Right now, I either make "long running clients" in C or Python. Both have their benefits, but I think JACK clients written in Julia could be the best of both worlds. I'm reading through JACKAudio.jl
and one of my goals is to be able to write simple julia functions that are the effectively the jack process function. Ideally, they'd just have to worry about two function inputs:
Rather than structuring the application around a processing callback function, the JuliaAudio packages are stream-oriented, so a long-running process would look like:
# set up for stereo IO, also promise that we'll make sure to read the same number
# of frames as we write, and in exchange JACKAudio will make sure the ringbuffer
# latency is deterministic
client = JACKClient("Processor", 2, 2, synced=true)
# start by reading a block of audio, so the samplerate, element type, etc. all match
# the source this will be a `SampleBuf`, which is basically a samplerate-aware
# wrapper around an len x chan array
buf = read(client, 4096)
while true
super_advanced_dsp_process!(buf) # this is where you do your stuff
write(client, buf)
read!(client, buf)
end
If you want separate input and output buffers to work with you could pre-allocate an output buffer as well (creating the SampleBuf
explicitly), rather than mutating buf
in your process!
function, and then your read!
and write
calls would use your input and output buffers, respectively.
The idea with REPL usage is just that I want people to be able to do things like open a JACKClient
in one cell of a Jupyter notebook or at the REPL, and then some time later they might read from it to record something, or load a sound file and play it. In this sort of usage we don't expect the user to be responsible for constantly filling the output ringbuffer and reading from the input ringbuffer - we cut them some slack and just handle the under/over-flows.
@ssfrr That makes sense. I'll work towards that type of interface.

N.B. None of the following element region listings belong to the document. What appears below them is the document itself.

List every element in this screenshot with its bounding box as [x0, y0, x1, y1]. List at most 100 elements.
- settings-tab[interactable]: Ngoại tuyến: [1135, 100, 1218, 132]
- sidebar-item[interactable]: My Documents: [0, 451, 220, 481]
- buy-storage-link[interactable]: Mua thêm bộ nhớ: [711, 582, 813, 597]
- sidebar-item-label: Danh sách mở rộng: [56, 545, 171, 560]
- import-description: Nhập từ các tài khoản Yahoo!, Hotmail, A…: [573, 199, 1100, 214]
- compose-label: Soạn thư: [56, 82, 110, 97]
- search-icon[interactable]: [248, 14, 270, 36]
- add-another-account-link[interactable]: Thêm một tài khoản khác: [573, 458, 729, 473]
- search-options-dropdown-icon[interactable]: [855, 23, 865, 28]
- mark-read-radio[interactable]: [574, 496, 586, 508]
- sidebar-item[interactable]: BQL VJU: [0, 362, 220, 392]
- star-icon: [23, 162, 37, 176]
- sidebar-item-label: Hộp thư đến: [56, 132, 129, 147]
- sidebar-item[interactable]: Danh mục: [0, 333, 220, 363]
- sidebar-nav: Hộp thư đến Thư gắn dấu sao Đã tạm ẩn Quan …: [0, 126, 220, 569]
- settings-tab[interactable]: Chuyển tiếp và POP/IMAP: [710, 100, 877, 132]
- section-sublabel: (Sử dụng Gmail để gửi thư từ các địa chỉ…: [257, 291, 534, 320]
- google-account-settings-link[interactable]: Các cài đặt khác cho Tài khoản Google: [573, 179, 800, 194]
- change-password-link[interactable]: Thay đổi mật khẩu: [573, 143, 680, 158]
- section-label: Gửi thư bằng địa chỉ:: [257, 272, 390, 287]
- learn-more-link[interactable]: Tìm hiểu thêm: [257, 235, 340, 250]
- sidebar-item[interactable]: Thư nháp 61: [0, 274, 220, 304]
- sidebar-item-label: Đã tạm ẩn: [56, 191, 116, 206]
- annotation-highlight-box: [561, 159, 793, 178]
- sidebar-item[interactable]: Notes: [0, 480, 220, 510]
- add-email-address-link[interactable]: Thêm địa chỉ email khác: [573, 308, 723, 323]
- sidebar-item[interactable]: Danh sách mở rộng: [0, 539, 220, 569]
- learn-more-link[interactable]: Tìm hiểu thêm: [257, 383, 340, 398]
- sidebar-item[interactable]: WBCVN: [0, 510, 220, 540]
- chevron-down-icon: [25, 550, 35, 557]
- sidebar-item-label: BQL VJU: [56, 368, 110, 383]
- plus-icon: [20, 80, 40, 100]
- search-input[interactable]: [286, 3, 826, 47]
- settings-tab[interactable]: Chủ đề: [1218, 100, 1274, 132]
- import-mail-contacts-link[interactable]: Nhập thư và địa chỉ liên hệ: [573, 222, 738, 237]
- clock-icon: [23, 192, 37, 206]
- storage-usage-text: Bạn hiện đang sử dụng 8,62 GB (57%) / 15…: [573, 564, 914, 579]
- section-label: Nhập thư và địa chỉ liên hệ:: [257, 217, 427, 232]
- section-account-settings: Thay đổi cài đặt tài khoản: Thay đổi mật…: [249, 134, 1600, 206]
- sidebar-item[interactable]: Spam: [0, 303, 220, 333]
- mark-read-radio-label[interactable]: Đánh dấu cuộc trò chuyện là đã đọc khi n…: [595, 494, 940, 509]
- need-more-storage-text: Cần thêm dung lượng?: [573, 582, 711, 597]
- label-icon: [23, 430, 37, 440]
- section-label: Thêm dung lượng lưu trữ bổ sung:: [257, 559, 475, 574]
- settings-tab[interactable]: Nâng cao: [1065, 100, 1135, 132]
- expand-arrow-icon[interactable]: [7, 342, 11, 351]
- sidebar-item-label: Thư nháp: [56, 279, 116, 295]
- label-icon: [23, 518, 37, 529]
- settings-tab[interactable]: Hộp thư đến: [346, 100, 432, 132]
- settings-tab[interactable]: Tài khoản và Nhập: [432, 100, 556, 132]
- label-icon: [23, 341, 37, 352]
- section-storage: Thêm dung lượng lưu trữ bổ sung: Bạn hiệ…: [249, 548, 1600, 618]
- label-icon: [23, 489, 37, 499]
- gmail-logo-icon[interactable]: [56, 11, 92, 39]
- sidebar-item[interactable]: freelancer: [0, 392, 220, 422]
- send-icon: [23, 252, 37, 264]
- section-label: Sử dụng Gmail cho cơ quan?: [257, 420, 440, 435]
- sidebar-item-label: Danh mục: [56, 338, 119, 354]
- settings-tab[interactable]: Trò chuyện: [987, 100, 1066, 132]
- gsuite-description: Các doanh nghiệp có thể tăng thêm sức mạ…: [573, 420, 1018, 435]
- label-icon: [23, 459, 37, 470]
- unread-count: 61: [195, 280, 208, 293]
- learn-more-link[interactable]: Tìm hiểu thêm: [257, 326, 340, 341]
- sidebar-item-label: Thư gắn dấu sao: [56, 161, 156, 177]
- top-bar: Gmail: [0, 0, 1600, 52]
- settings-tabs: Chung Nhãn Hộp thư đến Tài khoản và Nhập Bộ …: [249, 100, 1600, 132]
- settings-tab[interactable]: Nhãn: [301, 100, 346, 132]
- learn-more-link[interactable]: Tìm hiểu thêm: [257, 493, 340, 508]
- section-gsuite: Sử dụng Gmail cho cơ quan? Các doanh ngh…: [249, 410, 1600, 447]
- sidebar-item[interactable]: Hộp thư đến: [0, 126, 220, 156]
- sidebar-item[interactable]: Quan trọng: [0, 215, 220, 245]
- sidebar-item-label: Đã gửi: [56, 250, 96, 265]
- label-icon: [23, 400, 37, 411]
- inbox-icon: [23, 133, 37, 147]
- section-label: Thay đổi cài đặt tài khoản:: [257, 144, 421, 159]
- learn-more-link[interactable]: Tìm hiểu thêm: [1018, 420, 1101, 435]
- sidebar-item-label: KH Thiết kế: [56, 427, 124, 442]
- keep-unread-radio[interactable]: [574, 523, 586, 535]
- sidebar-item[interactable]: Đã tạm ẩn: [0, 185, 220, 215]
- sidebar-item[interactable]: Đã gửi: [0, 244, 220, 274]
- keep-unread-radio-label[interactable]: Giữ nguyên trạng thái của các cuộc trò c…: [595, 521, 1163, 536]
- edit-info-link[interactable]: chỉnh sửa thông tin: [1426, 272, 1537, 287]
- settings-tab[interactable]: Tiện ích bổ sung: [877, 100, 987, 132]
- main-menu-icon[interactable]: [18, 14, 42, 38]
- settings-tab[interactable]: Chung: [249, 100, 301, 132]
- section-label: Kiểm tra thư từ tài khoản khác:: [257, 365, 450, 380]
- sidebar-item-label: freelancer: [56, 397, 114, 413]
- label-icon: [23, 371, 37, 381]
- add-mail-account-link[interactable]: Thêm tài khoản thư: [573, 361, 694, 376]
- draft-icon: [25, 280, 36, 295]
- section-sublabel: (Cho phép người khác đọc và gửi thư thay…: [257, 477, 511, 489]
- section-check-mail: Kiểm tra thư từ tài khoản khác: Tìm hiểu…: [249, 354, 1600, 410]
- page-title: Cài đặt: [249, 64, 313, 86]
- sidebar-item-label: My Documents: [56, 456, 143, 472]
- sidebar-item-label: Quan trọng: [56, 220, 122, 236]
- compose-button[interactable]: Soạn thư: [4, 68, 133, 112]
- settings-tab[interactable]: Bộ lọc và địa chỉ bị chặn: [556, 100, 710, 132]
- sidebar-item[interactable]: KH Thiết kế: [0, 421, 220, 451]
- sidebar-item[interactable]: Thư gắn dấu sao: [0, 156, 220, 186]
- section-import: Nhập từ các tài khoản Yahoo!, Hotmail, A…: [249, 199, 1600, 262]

Out of curiosity, I'm looking at the code, and I see that See https://github.com/JuliaAudio/JACKAudio.jl/blob/master/src/JACKAudio.jl#L308
Base.read!(client::JACKClient, args...) = read!(client.sources[1], args...)
Base.read(client::JACKClient, args...) = read(client.sources[1], args...)
Base.write(client::JACKClient, args...) = write(client.sinks[1], args...)
But I don't see where read!(source::JACKSource, args...)
is implemented. Am I missing something?
UPDATE: Nevermind, I just wasn't linking jack_shim.o against libjack. Now I just get a segfault. Everything is going according to plan. :-)
Original post: So, currently, I can run
include("/home/dave/src/JACKAudio.jl/src/JACKAudio.jl")
using JACKAudio
c = JACKClient()
And ultimately Julia quits with the following information:
/home/dave/julia/bin/julia: symbol lookup error: /home/dave/src/JACKAudio.jl/src/../deps/usr/lib/jack_shim.so: undefined symbol: jack_port_get_buffer
Which is odd, given that in Julia, I have the following behavior...
julia> Libdl.dlpath(:libjack)
"/usr/lib/x86_64-linux-gnu/libjack.so.0"
@ssfrr Have you ever seen something like this where the .so files get "mixed up"? I get this behavior as of this commit ~~
Ah, fantastic, glad you're back to the expected segfaults. :smile:
Regarding your previous question, there's an abstract implemention in SampledSignals.jl that handles reading/writing from sources/sinks (respectively). The call works its way through the samplerate/channelcount conversion machinery (if needed) and ends up in calls to unsafe_read!
, which can then assume that the channel count, etc. all match up.